Dünya'nın Yarısını Arıyorum.


"Sapanca'dayım. Dört ay sonra aynı evde*, bambaşka bir ruh haliyle yatağa uzandım. Huzurluyum. Tüm tedirginliğim İstanbul'daki odamda kaldı. Canımı yakan, bana iyi gelmeyen tüm çözümsüzlüklerden, belirsizliklerden yeteri kadar uzakta bir ormanın ortasındayım...." diye bir yazıya başlayacağım ama bu gece değil. Bu gece canım Sapanca'da geçirdiğim üç günden bahsetmek istemiyor. Orada, o evde ve bana verilen odada neler düşündüğümden de konuşmak istemiyorum. Gölü, böğürtlenleri, sincapları.... anlatacağım. Sonra...

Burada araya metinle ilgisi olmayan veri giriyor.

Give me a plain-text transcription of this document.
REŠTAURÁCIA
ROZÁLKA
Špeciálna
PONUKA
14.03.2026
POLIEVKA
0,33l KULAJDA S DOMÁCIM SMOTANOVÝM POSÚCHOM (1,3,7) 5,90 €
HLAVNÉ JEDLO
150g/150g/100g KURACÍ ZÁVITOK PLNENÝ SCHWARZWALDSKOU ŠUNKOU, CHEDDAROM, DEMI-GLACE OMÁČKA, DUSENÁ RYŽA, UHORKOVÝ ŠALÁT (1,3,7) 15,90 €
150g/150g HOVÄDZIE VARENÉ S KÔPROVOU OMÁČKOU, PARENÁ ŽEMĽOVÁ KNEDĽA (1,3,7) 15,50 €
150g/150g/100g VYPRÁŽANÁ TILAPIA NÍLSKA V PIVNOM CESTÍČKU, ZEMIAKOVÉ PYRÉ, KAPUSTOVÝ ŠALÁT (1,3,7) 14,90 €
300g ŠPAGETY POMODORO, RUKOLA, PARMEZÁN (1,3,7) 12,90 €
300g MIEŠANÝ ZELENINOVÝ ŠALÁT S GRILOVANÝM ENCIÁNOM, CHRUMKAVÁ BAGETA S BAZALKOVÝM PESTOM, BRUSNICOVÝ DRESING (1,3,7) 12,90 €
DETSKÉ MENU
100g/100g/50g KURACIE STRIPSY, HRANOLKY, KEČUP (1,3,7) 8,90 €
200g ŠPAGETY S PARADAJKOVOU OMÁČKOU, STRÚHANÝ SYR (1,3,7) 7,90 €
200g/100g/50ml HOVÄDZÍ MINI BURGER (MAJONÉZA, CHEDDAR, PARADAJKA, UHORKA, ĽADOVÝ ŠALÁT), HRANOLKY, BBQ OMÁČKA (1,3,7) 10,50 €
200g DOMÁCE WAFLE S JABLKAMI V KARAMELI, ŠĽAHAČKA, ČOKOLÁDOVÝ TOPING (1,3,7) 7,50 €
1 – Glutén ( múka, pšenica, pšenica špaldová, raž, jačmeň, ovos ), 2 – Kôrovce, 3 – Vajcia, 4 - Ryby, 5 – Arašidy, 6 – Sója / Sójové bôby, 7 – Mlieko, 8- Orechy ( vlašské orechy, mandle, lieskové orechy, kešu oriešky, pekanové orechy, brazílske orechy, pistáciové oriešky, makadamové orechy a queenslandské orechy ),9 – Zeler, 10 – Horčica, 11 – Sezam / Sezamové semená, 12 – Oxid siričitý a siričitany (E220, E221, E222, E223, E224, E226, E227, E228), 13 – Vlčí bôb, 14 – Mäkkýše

Dün gece, bozulan televizyon sayesinde - ki zaten çok az alakam vardır kendisiyle - kitaplarımı karıştırmaya başladım. Her rafı önlü arkalı iki sıra halinde kullandığımdan, bazılarını uzun zamandır elime alamamıştım... Geçenlerde M. Ersan'la hakkında uzun uzun konuştuğumuz Murathan Mungan'ın, Elli Parça: "Bir 2005 Kitabı" da onlardandı. Hani bazı satırların altını çizmiş olmasam, kitabı okuduğumu neredeyse unutmuşum. Aslında iyi ki çizmişim, çünkü harika bir özet geçmiş oldum böylece. İçimden yeniden okumak geldi kitabı. Sonlarına doğru bir yerde "iyi öpüşen bir sevgili dünyanın yarısı demektir" diyor. Haklı. Aynı lafı sevgili P. Özer de dediydi doğumgünümde. Ah bir de "aşk olmadan meşk olmaz" demişti ki, bence yılın lafıydı! Kadın boşuna şair değil, elbette o yumurtlayacak böyle sözleri.

Kısacası kitapla beraber şehre, şehirde bıraktığım ruh bunaltıcı yaz mevsimine hızlı bir dönüş yaptım. Elimde Murathan'ın kırık dökük kelimeleri ve can yakan gerçekleriyle/hikayeleriyle dizimdeki yarayı seyrettim. Artık kaldırılacak bir kabuğu kalmadı, çünkü kabuk düştü. Daha evvel de farkettiğim gibi sadece azıcık pembe yaranın yeri. Olacak o kadar, şunun şurasında kaç ay oldu ki yerden kalkalı? Hem her gün Gümüşsuyu'nda yüz üstü yere kapaklanmaz insan. Yirmi yılda bir kez olur... ( Hala düşünüyorum, acaba o gece telefonumun şarjı bitmeseydi bütün bu hikayeler nasıl gelişirdi? Sanırım asla öğrenemeyeceğiz... ) "Çok iyi geldi! Acımadı" dedim kendi kendime!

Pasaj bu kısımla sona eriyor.